1-Descent/Opening/Part Animal 4.10
2-Two Minutes/Princess 5.46
3-Meeting/Carousel Part 2 3.27
4-No Answer/Not a Dream/
Little Pain 4.44
5-Post Coital/Positive/Fried 2.58
6-Resignation/Escape/
Subway/Followed 6.22
7-Fun/Self-Storage White/
Joys of Parenting/Back-Up 6.16
8-Kyrie/Baptismus/Benedictus 7.07

Musique  composée par:

George S. Clinton

Editeur:

Sire Records 31084-2

Album produit par:
George S.Clinton
Montage musique:
Mike Flicker

Artwork and pictures (c) 1999 New Line Cinemas. All rights reserved.

Note: ****
THE ASTRONAUT'S WIFE
ORIGINAL MOTION PICTURE SOUNDTRACK
Music composed by George S. Clinton
« The Astronaut's Wife » (Intrusion) de Rand Ravich est un sympathique thriller/fantastique sur fond de tension psychologique et de paranoïa. Johnny Depp incarne avec brio l'astronaute Spencer Armacost parti en mission dans l'espace, laissant sa femme Jillian (Charlize Theron) sur terre. C’est alors que la NASA perd soudainement le contact pendant deux minutes avec Spencer et son collègue. Ils finissent par rétablir la communication avec les deux astronautes et reviennent tous deux sur terre, bousculés et bouleversés. Malheureusement, ce n’est pas son mari bien aimé que Jillian retrouve mais un individu complètement changé, au comportement énigmatique et inquiétant. L’existence de la jeune femme va finalement basculer dans le cauchemar le jour où elle apprendra qu’elle est enceinte de deux jumeaux. « The Astronaut’s Wife » repose donc sur l'intrigue suivante : que s'est-il donc passé pendant ces deux minutes où la NASA a perdu le contact avec Spencer dans l’espace ? La mise en scène de Rand Ravich demeure intéressante d’un bout à l’autre du film, car, sans révolutionner le genre du thriller, le film repose sur une incroyable montée de tension constante et un climat psychologique parfois troublant, entre paranoïa et angoisse. On regrettera le fait que le film semble piocher à droite à gauche pour bâtir son histoire - on pense notamment à « Alien », « Invasion of the Body Snatchers » ou « Rosemary’s Baby », dont le film de Rand Ravich semble s’inspirer massivement ! - mais on appréciera au final le suspense haletant de cette sympathique série-B assez prenante, servie par l’interprétation sans faille du duo Johnny Depp/Charlize Theron.
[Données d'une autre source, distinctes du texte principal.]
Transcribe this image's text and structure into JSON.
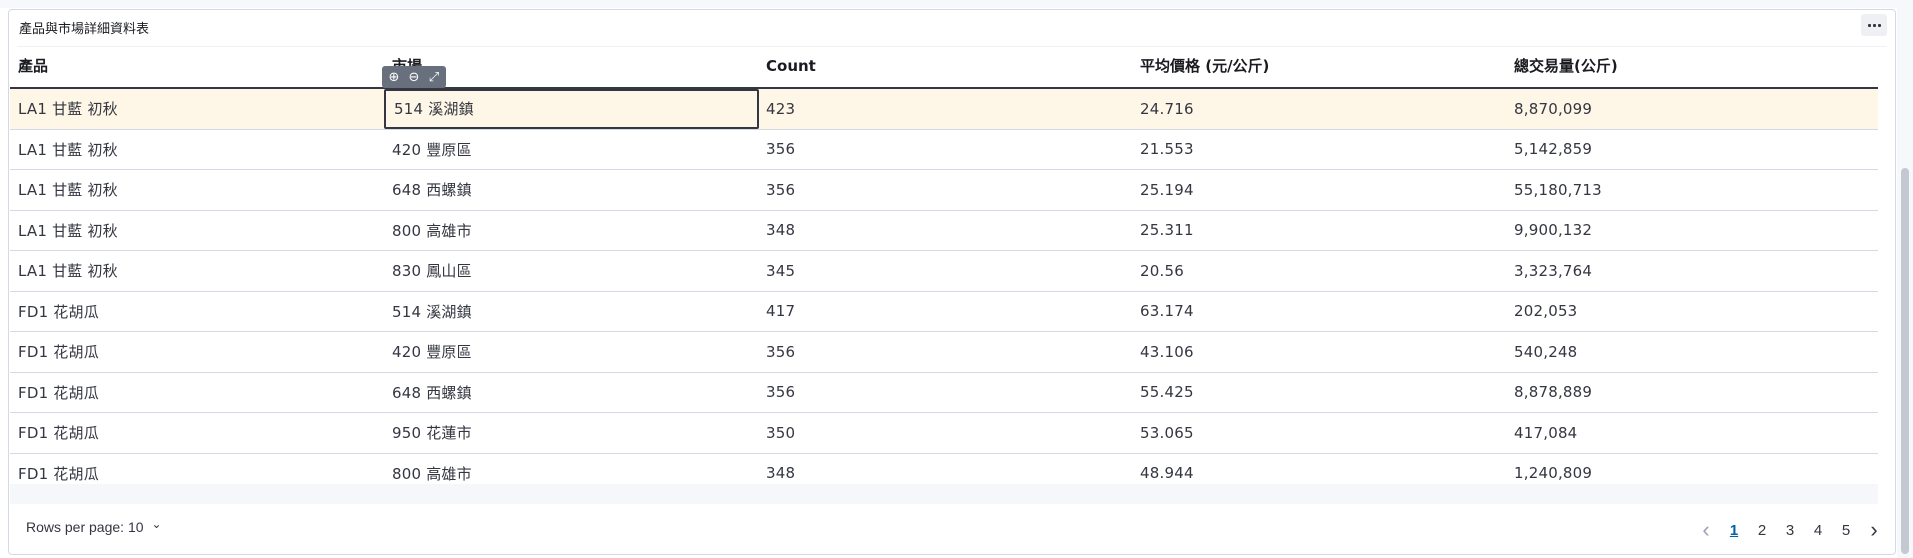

Le compositeur George S.Clinton s’est fait connaître dans les années 90 avec des musiques de film aussi diverses que « Mortal Kombat », « Austin Powers », « Black Dog » ou bien encore « Wild Things ». Avec « The Astronaut's Wife », le compositeur utilise un mélange assez habile entre l'orchestre symphonique traditionnel, une pléiade de samples synthétiques expérimentaux et d’impressionnants choeurs féminins incluant une voix féminine soliste, illustrant dans le film le personnage de Jillian (la très belle Charlize Theron) au centre de l’intrigue du film. Les voix féminines évoquent donc l’héroïne du film et sa descente aux enfers. Elles sont à la fois le reflet de la beauté de cette jeune femme, mais aussi de ses angoisses profondes et de sa peur d’un mari qu’elle ne reconnaît plus. Clinton poursuit son exploration musicale autour du personnage de Charlize Theron et nous offre un très beau « Love Theme » pour la relation entre Spencer et Jillian, un thème romantique qui retiendra toute notre attention dans un premier temps, au début du film. Le dit thème décrit l’harmonie touchante qui unit le couple à travers une mélodie confiée à un piano délicat sur fond de cordes résolument romantiques.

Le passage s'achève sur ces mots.